What happens when your user's main job isn't pressing buttons — it's watching an AI work?

That's not a hypothetical anymore. And most of us aren't remotely ready to design for it.

What happened

Two things are converging right now that deserve our attention. First, there's growing momentum behind the idea that AI agents are fundamentally reshaping SaaS products — moving away from manual, user-driven workflows toward autonomous systems that act, decide, and adapt on their own. Dashboards and form fields give way to agents handling complex tasks end-to-end with minimal human input.

Second — and more practically useful for us — there's serious new thinking on interface patterns designed specifically for AI transparency. The argument is simple: traditional loading spinners are completely inadequate for agentic AI experiences. We need patterns that reveal process, status, and reasoning in real time. Step-by-step progress indicators, decision rationale displays, status feeds that make the black box a little less black.

Put those two trends together and you've got a design problem that's genuinely new.

The bigger picture

For decades, interface design has been about enabling action. We design buttons, forms, sliders, toggles — all instruments of human intent. Click here. Type this. Drag that. The entire discipline is built around the question: how do I help the user complete their task?

But when the AI is the one acting, the interface's job flips entirely. It becomes about observation, understanding, and trust.

Not "how do I help the user do this?" but "how do I help the user understand what the system is doing, why it chose that path, and whether to step in?"

Think about it like this. A traditional SaaS dashboard is a cockpit — you're flying the plane. An agentic AI interface is more like air traffic control. You're monitoring something that's largely autonomous, intervening only when needed.

That's a profound shift. And it demands completely different patterns.

The spinner — that little rotating circle we've relied on for years — assumes the user is waiting for something they explicitly asked for. But in an agentic system, the AI might be doing things the user didn't directly request. It might be making decisions, evaluating options, discarding paths. A spinner tells you none of that. It just says "wait."

What works better? Patterns that show each stage of the AI's process. Displays that explain why the system chose a particular direction. Status feeds that let users scan what's happening without needing to parse every detail.

These aren't polish. They're trust infrastructure.

There's a connected challenge here too — one that's easy to overlook. AI outputs often stream. They arrive word by word, chunk by chunk. Designing stable layouts for streamed content means handling interruptions gracefully, maintaining keyboard navigability as things shift dynamically, and getting your semantic markup right so screen readers aren't lost in the chaos. Most design systems don't account for any of this yet.

We've been designing for static states and user-initiated actions for so long that streaming, autonomous interfaces feel genuinely alien. But they're coming fast.

Tool spotlight

If you're designing any kind of AI agent experience, I'd recommend building what I think of as a confidence layer — a persistent UI element that communicates the system's current state, its certainty level, and what it's about to do next.

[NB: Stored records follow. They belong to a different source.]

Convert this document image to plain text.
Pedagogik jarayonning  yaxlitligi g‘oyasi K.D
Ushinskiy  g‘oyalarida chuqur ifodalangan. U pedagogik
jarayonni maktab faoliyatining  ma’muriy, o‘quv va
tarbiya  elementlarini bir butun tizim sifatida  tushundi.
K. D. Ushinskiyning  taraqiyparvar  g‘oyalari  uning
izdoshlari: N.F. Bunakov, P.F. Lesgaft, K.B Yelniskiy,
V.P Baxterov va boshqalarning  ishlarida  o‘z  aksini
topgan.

This isn't a loading bar. It's more like a heartbeat monitor for the AI.

Even something as simple as a three-state indicator — thinking / acting / waiting for input — gives users an anchor. It tells them the system hasn't stalled, it hasn't gone rogue, and it knows when to hand control back.

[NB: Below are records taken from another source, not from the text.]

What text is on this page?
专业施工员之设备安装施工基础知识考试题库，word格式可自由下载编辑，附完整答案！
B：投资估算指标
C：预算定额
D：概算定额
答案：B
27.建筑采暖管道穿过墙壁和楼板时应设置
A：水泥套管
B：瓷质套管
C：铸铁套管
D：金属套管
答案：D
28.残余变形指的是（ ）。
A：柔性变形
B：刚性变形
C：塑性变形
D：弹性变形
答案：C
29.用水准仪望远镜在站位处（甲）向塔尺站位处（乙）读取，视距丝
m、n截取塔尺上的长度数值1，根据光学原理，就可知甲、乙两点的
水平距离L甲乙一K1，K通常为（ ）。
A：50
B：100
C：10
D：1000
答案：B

You don't need anything fancy to prototype this. A small persistent panel, a colour-coded status dot, a brief text description of the current step. Prototype it early, test it with real users, and watch how dramatically it changes their comfort level with the experience.

The key insight: people don't need to understand every decision the AI makes. They need to feel oriented. They need to know where they are in the process, even when they're not the one driving.

Takeaway

The next time you're designing an AI-powered feature, resist the urge to start with "what can the user do?" Start with "what does the user need to see?"

That single question — what needs to be visible — will reshape your layout, your component hierarchy, and your entire interaction model. It's the difference between designing a tool and designing a window.

We're moving from interfaces that empower action to interfaces that communicate intent. Not our intent. The machine's. And learning to design for that shift is going to be one of the defining skills of the next few years.